Why in both air conditioners the amps is not equal to watts divided by 115 volts? 660 / 115 = 5.74 A and 920 / 115 = 8 A.

Simply because you AC units have a power factor less than unity. The "W/V = A" is only true for DC circuits and AC circuits provided the load looks resistive to the source (i.e. it has a power factor equal to 1). The compressor in these units are typically inductive in nature; newer units are powered be variable-frequency invertors with active power factor correction so they are (almost) resistive loads and the "W/V=A" formula will approximate this case well.

The air conditioner 1 clearly uses less energy than air conditioner 2. However air conditioner 2 is listed as cheaper in yearly costs. Maybe it has to do with the way it cools the room, using less energy over time? But then why watts are higher, if the energy consumption is lower?

The "energy savings" language is purely marketing. Only until you include the full context (climate, hours used per day, cost of kWh, set temperature, room insulation, ect.) can you make a proper comparison.

The objective measures are: watts, seer rating and BTU's/h. The way you want to size your unit is based on the BTU's/h that will be required. Figuring out how many BTU's/h is beyond the scope of this questing but there are calculators for this. You need, at minimum, the room size, number of windows, and you climate zone. Next, you want the unit that draws the least power for the BTU/h requirement. Also, you don't want to oversize the unit thinking that's going to work better, what happens is a big ass unit will cool the room very quickly, but won't remove much humidity. So than your stuck sitting in a cold, clammy room that's not comfortable.
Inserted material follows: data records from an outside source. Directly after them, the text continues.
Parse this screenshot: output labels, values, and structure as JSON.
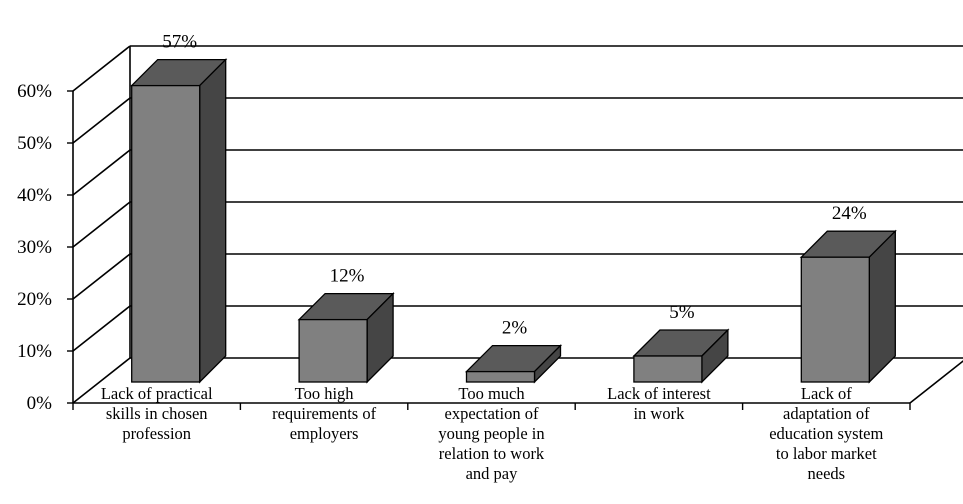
{
  "chart_data": {
    "type": "bar",
    "title": "",
    "xlabel": "",
    "ylabel": "",
    "ylim": [
      0,
      60
    ],
    "grid": true,
    "style": "3d",
    "yticks": [
      "0%",
      "10%",
      "20%",
      "30%",
      "40%",
      "50%",
      "60%"
    ],
    "categories": [
      [
        "Lack of practical",
        "skills in chosen",
        "profession"
      ],
      [
        "Too high",
        "requirements of",
        "employers"
      ],
      [
        "Too much",
        "expectation of",
        "young people in",
        "relation to work",
        "and pay"
      ],
      [
        "Lack of interest",
        "in work"
      ],
      [
        "Lack of",
        "adaptation of",
        "education system",
        "to labor market",
        "needs"
      ]
    ],
    "values": [
      57,
      12,
      2,
      5,
      24
    ],
    "data_labels": [
      "57%",
      "12%",
      "2%",
      "5%",
      "24%"
    ],
    "colors": {
      "bar_front": "#808080",
      "bar_top": "#5a5a5a",
      "bar_side": "#454545",
      "grid": "#000000"
    }
  }
}
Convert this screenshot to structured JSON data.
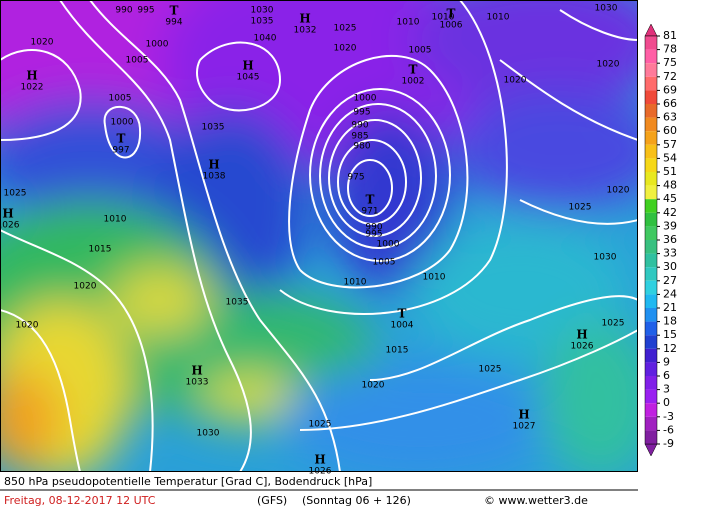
{
  "footer": {
    "title": "850 hPa pseudopotentielle Temperatur [Grad C], Bodendruck [hPa]",
    "date": "Freitag, 08-12-2017  12 UTC",
    "model": "(GFS)",
    "run": "(Sonntag 06 + 126)",
    "credit": "© www.wetter3.de"
  },
  "colorbar": {
    "levels": [
      81,
      78,
      75,
      72,
      69,
      66,
      63,
      60,
      57,
      54,
      51,
      48,
      45,
      42,
      39,
      36,
      33,
      30,
      27,
      24,
      21,
      18,
      15,
      12,
      9,
      6,
      3,
      0,
      -3,
      -6,
      -9
    ],
    "colors": [
      "#e0307a",
      "#f04b8f",
      "#ff5fa6",
      "#ff7a9a",
      "#ff6b6b",
      "#f04a3a",
      "#e86a2a",
      "#f08a20",
      "#f5a21a",
      "#f8c018",
      "#f6d818",
      "#e8e820",
      "#f0f040",
      "#40d020",
      "#30c040",
      "#40c860",
      "#38c080",
      "#30c0a0",
      "#30c8c0",
      "#30d0e0",
      "#20b8f0",
      "#2090f0",
      "#2060e8",
      "#2040d0",
      "#4020d0",
      "#6020e0",
      "#8020e8",
      "#9a20f0",
      "#c020e0",
      "#a020c0",
      "#8020a0"
    ]
  },
  "isobar_labels": [
    "990",
    "995",
    "1000",
    "1005",
    "1020",
    "1005",
    "1000",
    "1035",
    "1030",
    "1035",
    "1040",
    "1025",
    "1020",
    "1010",
    "1005",
    "1000",
    "995",
    "990",
    "985",
    "980",
    "975",
    "1000",
    "995",
    "990",
    "1005",
    "1010",
    "1010",
    "1015",
    "1020",
    "1025",
    "1030",
    "1035",
    "1020",
    "1015",
    "1010",
    "1025",
    "1020",
    "1025",
    "1025",
    "1030",
    "1025",
    "1020",
    "1020",
    "1020",
    "1030",
    "1010",
    "1010"
  ],
  "pressure_centers": [
    {
      "symbol": "H",
      "value": "1022"
    },
    {
      "symbol": "T",
      "value": "997"
    },
    {
      "symbol": "T",
      "value": "994"
    },
    {
      "symbol": "H",
      "value": "1045"
    },
    {
      "symbol": "H",
      "value": "1032"
    },
    {
      "symbol": "H",
      "value": "1038"
    },
    {
      "symbol": "T",
      "value": "971"
    },
    {
      "symbol": "T",
      "value": "1002"
    },
    {
      "symbol": "T",
      "value": "1006"
    },
    {
      "symbol": "H",
      "value": "1026"
    },
    {
      "symbol": "T",
      "value": "1004"
    },
    {
      "symbol": "H",
      "value": "1026"
    },
    {
      "symbol": "H",
      "value": "1033"
    },
    {
      "symbol": "H",
      "value": "1027"
    },
    {
      "symbol": "H",
      "value": "1026"
    }
  ]
}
Obviously other factors will play a roll in your selection besides efficiency. The brand matters too. Some units are more reliable than others. What good is little more efficiency if your system breaks down every other month?

• While the "energy saving" label is marketspeek, A/C units pretty much do have different efficiencies and for particular case the difference can be as much as twice (or more, if we talk about heating). I am not familiar with US efficiency marks, but EU ones have honest measurements to back them. Commented Feb 5 at 8:26

The Energy Guide numbers include a range of assumptions about room size, annual hours of operation, and cooling load. The manufacturers have to include values for standby power consumption as well. All of this means that while watts, amps, and volts are fundamentally related, the values reported on the label aren't. They are the result of specific testing requirements and reporting criteria that manufacturers must adhere to.

What you can assume is that in a similar application (such as the same room in your house) air conditioner (2) will cost you about 30% less to operate annually than air conditioner (1):

($65 -$50) / \$50 = 30%

Here you'll find that assumed annual operation is 750 hours. More specifics are found in Appendix F to Subpart B of Part 430—Uniform Test Method for Measuring the Energy Consumption of Room Air Conditioners, which references ANSI/AHAM RAC-1-2015 Room Air Conditioners, the testing standard that manufacturers need to follow when developing the numbers that go on the label.